FORT DRUM — As Col. Noel T. Nicolle prepares for his next assignment in South Korea, area leaders credited him with helping to stabilize and quantify the area’s housing shortage for soldiers and their families and for being a positive public face to the north country’s outside civilian community.
At 10 a.m. today at the post’s Sexton Field, Col. Nicolle will transfer garrison command to Col. Gary A. Rosenberg.
The job entails overseeing the day-to-day operations of the post, and also ensuring a smooth relationship with government officials, educators, hospitals, media and other portions of the civilian community.
“Noel’s been a very forthcoming and friendly face for anybody doing business for Fort Drum,” said F. Anthony Keating, civilian aide to the secretary of the Army. “He’s done what I think is an exemplary job.”
Col. Nicolle, who replaced Col. Kenneth H. Riddle in 2010, entered into the role after a career in field artillery. He said he adjusted to the new job by putting his faith in the post’s civilian staff.
“I realized I was not the subject-matter expert on any of this stuff,” Col. Nicolle said. “Sometimes you have to swallow some humble pie and allow yourself to be taught.”
One of the biggest changes under Col. Nicolle was a stabilizing of housing for incoming soldiers. Among the policy changes were funding only one housing move for soldiers assigned to post and adding restrictions to the length of time soldiers could stay in a hotel while looking for housing.
Carl A. McLaughlin, executive director of the Fort Drum Regional Liaison Organization, said the changes brought benefits to area school districts and landlords because they limited the number of movements by families during a soldier’s assignment to Fort Drum.
“He simplified the whole process,” Mr. McLaughlin said.
Joseph E. McLaughlin, project director for Fort Drum Mountain Community Homes, said the changes resulted in “everybody getting settled at the beginning of the tour.”
Col. Nicolle also helped quantify the post’s housing shortage, working to hash out differences between the post’s calculations and the number used by the FDRLO. At the organization’s annual meeting in June, Col. Nicolle said the area had a deficiency of about 1,035 housing units.
Mr. Keating said Col. Nicolle was pivotal in ensuring the post retained its quality of services and programs in the face of funding cutbacks across the military.
“For him to be able to do that, he really had to be out in front of it,” Mr. Keating said. “You have to plan for it and implement in an orderly fashion.”
Col. Nicolle also was praised for his ability to connect to the community.

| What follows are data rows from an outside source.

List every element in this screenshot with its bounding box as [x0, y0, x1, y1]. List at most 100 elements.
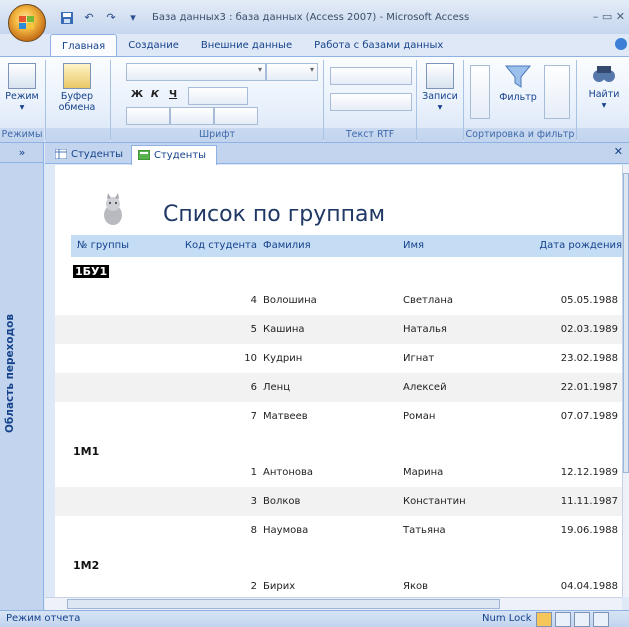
- column-header-group: № группы: [71, 235, 157, 257]
- group-code[interactable]: 1М2: [73, 559, 99, 572]
- nav-pane-toggle[interactable]: »: [0, 143, 44, 163]
- font-color-button[interactable]: [126, 107, 170, 125]
- filter-icon: [504, 65, 532, 88]
- help-icon[interactable]: [615, 38, 627, 50]
- group-code[interactable]: 1М1: [73, 445, 99, 458]
- clipboard-button[interactable]: Буфер обмена: [52, 63, 102, 113]
- cell-student-id: 5: [250, 324, 257, 335]
- cell-birthdate: 19.06.1988: [560, 525, 618, 536]
- cell-student-id: 6: [250, 382, 257, 393]
- column-header-student-id: Код студента: [154, 235, 261, 257]
- tab-create[interactable]: Создание: [117, 34, 190, 56]
- customize-qat-icon[interactable]: ▾: [126, 11, 140, 25]
- cell-surname: Кашина: [263, 324, 305, 335]
- cell-surname: Антонова: [263, 467, 313, 478]
- records-button[interactable]: Записи ▾: [418, 63, 462, 113]
- find-button[interactable]: Найти ▾: [582, 63, 626, 111]
- group-label-records: [417, 128, 463, 142]
- table-row[interactable]: 6 Ленц Алексей 22.01.1987: [55, 373, 622, 402]
- sort-buttons[interactable]: [470, 65, 490, 119]
- cell-surname: Волков: [263, 496, 301, 507]
- cell-name: Константин: [403, 496, 466, 507]
- cell-birthdate: 11.11.1987: [560, 496, 618, 507]
- table-row[interactable]: 8 Наумова Татьяна 19.06.1988: [55, 516, 622, 545]
- office-button[interactable]: [8, 4, 46, 42]
- horizontal-scroll-thumb[interactable]: [67, 599, 500, 609]
- report-view-icon[interactable]: [536, 612, 552, 627]
- table-row[interactable]: 10 Кудрин Игнат 23.02.1988: [55, 344, 622, 373]
- tab-database-tools[interactable]: Работа с базами данных: [303, 34, 454, 56]
- cell-name: Марина: [403, 467, 444, 478]
- table-icon: [55, 149, 67, 159]
- title-bar: ↶ ↷ ▾ База данных3 : база данных (Access…: [0, 0, 629, 34]
- table-row[interactable]: 5 Кашина Наталья 02.03.1989: [55, 315, 622, 344]
- table-row[interactable]: 3 Волков Константин 11.11.1987: [55, 487, 622, 516]
- redo-icon[interactable]: ↷: [104, 11, 118, 25]
- tab-external-data[interactable]: Внешние данные: [190, 34, 303, 56]
- view-icon: [8, 63, 36, 89]
- group-label-views: Режимы: [0, 128, 44, 142]
- cell-student-id: 8: [250, 525, 257, 536]
- advanced-filter-buttons[interactable]: [544, 65, 570, 119]
- cell-name: Роман: [403, 411, 436, 422]
- fill-color-button[interactable]: [170, 107, 214, 125]
- cell-name: Наталья: [403, 324, 447, 335]
- group-label-font: Шрифт: [111, 128, 323, 142]
- bold-button[interactable]: Ж: [128, 87, 146, 103]
- column-header-surname: Фамилия: [259, 235, 400, 257]
- cell-surname: Наумова: [263, 525, 309, 536]
- cell-birthdate: 23.02.1988: [560, 353, 618, 364]
- view-button[interactable]: Режим ▾: [4, 63, 40, 113]
- group-label-find: [577, 128, 629, 142]
- status-text: Режим отчета: [6, 613, 81, 624]
- cell-student-id: 2: [250, 581, 257, 592]
- cell-name: Светлана: [403, 295, 454, 306]
- group-label-sort-filter: Сортировка и фильтр: [464, 128, 576, 142]
- doc-tab-students-table[interactable]: Студенты: [49, 145, 133, 164]
- vertical-scrollbar[interactable]: [622, 165, 629, 597]
- doc-tab-students-report[interactable]: Студенты: [131, 145, 218, 166]
- layout-view-icon[interactable]: [574, 612, 590, 627]
- rtf-indent-buttons[interactable]: [330, 67, 412, 85]
- tab-home[interactable]: Главная: [50, 34, 118, 57]
- table-row[interactable]: 2 Бирих Яков 04.04.1988: [55, 572, 622, 597]
- window-controls[interactable]: – ▭ ✕: [593, 10, 625, 23]
- rtf-list-buttons[interactable]: [330, 93, 412, 111]
- report-title: Список по группам: [163, 202, 386, 227]
- horizontal-scrollbar[interactable]: [45, 597, 622, 610]
- filter-button[interactable]: Фильтр: [496, 63, 540, 103]
- group-code[interactable]: 1БУ1: [73, 265, 110, 278]
- navigation-pane[interactable]: » Область переходов: [0, 143, 44, 610]
- table-row[interactable]: 7 Матвеев Роман 07.07.1989: [55, 402, 622, 431]
- underline-button[interactable]: Ч: [164, 87, 182, 103]
- group-header-row: 1БУ1: [55, 259, 622, 286]
- cell-name: Игнат: [403, 353, 435, 364]
- records-icon: [426, 63, 454, 89]
- gridlines-button[interactable]: [214, 107, 258, 125]
- group-header-row: 1М1: [55, 431, 622, 458]
- cell-surname: Волошина: [263, 295, 317, 306]
- save-icon[interactable]: [60, 11, 74, 25]
- close-document-icon[interactable]: ✕: [614, 145, 623, 158]
- cell-name: Алексей: [403, 382, 447, 393]
- office-logo-icon: [19, 16, 34, 29]
- cell-surname: Матвеев: [263, 411, 308, 422]
- cell-student-id: 1: [250, 467, 257, 478]
- group-label-rtf: Текст RTF: [324, 128, 416, 142]
- cell-student-id: 7: [250, 411, 257, 422]
- font-size-select[interactable]: ▾: [266, 63, 318, 81]
- font-name-select[interactable]: ▾: [126, 63, 266, 81]
- undo-icon[interactable]: ↶: [82, 11, 96, 25]
- table-row[interactable]: 4 Волошина Светлана 05.05.1988: [55, 286, 622, 315]
- design-view-icon[interactable]: [593, 612, 609, 627]
- quick-access-toolbar: ↶ ↷ ▾: [60, 10, 140, 26]
- cell-name: Яков: [403, 581, 428, 592]
- cell-student-id: 10: [244, 353, 257, 364]
- column-header-name: Имя: [399, 235, 507, 257]
- print-preview-icon[interactable]: [555, 612, 571, 627]
- align-buttons[interactable]: [188, 87, 248, 105]
- vertical-scroll-thumb[interactable]: [623, 173, 629, 473]
- table-row[interactable]: 1 Антонова Марина 12.12.1989: [55, 458, 622, 487]
- cell-birthdate: 05.05.1988: [560, 295, 618, 306]
- italic-button[interactable]: К: [146, 87, 164, 103]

“He’s been very conscious of the relationships in the area,” said Elizabeth C. Fipps, executive director of the Samaritan Medical Center Foundation and FDRLO’s chairwoman. “He truly saw himself as a member of this community.”
Col. Nicolle said he realized the importance of building relationships while on deployment in Iraq. He said his southern Louisiana roots helped him when it came to meeting new people.
“We like to eat, and we like to talk,” Col. Nicolle said. “It was an easy transition.”
One visible sign of the post’s success under Col. Nicolle was its recognition as an Army Community of Excellence, identifying it as one of the top installations in the U.S. Army.
“The first day that I drove around on the installation and began looking around, I had to ask myself, ‘Why is Fort Drum not recognized as an Army Community of Excellence?’ Col. Nicolle said.
Highlighting the post’s strengths and community support, he said bringing the post into contention “didn’t take a whole lot of effort to harness.”
Last year, he created Fort Drum’s Army Ball as a way to encourage civilians to attend a formal event on post while being entertained by some of the military’s top musicians and seeing a historic tribute to the service and sacrifice of soldiers.
“To tell the truth, I attended the Mayor’s Ball in 2011 and thought, ‘Wow, why don’t we have an installation-level ball on post?’” Col. Nicolle said. “I thought it was a great opportunity to reach out to our local community in a formal way and show them a bit of military pageantry and history, to boot.”
Col. Nicolle will be stationed next at U.S. Army Garrison Yongsan, South Korea. He will be joined by his wife, Tamara, and sons Joseph, 9, and James, 5.
While enthusiastic about his new assignment, he said, he felt an “incredible sense of sadness” to be leaving the north country.
“This isn’t just an assignment,” Col. Nicolle said. “This is a place we’ve called home.”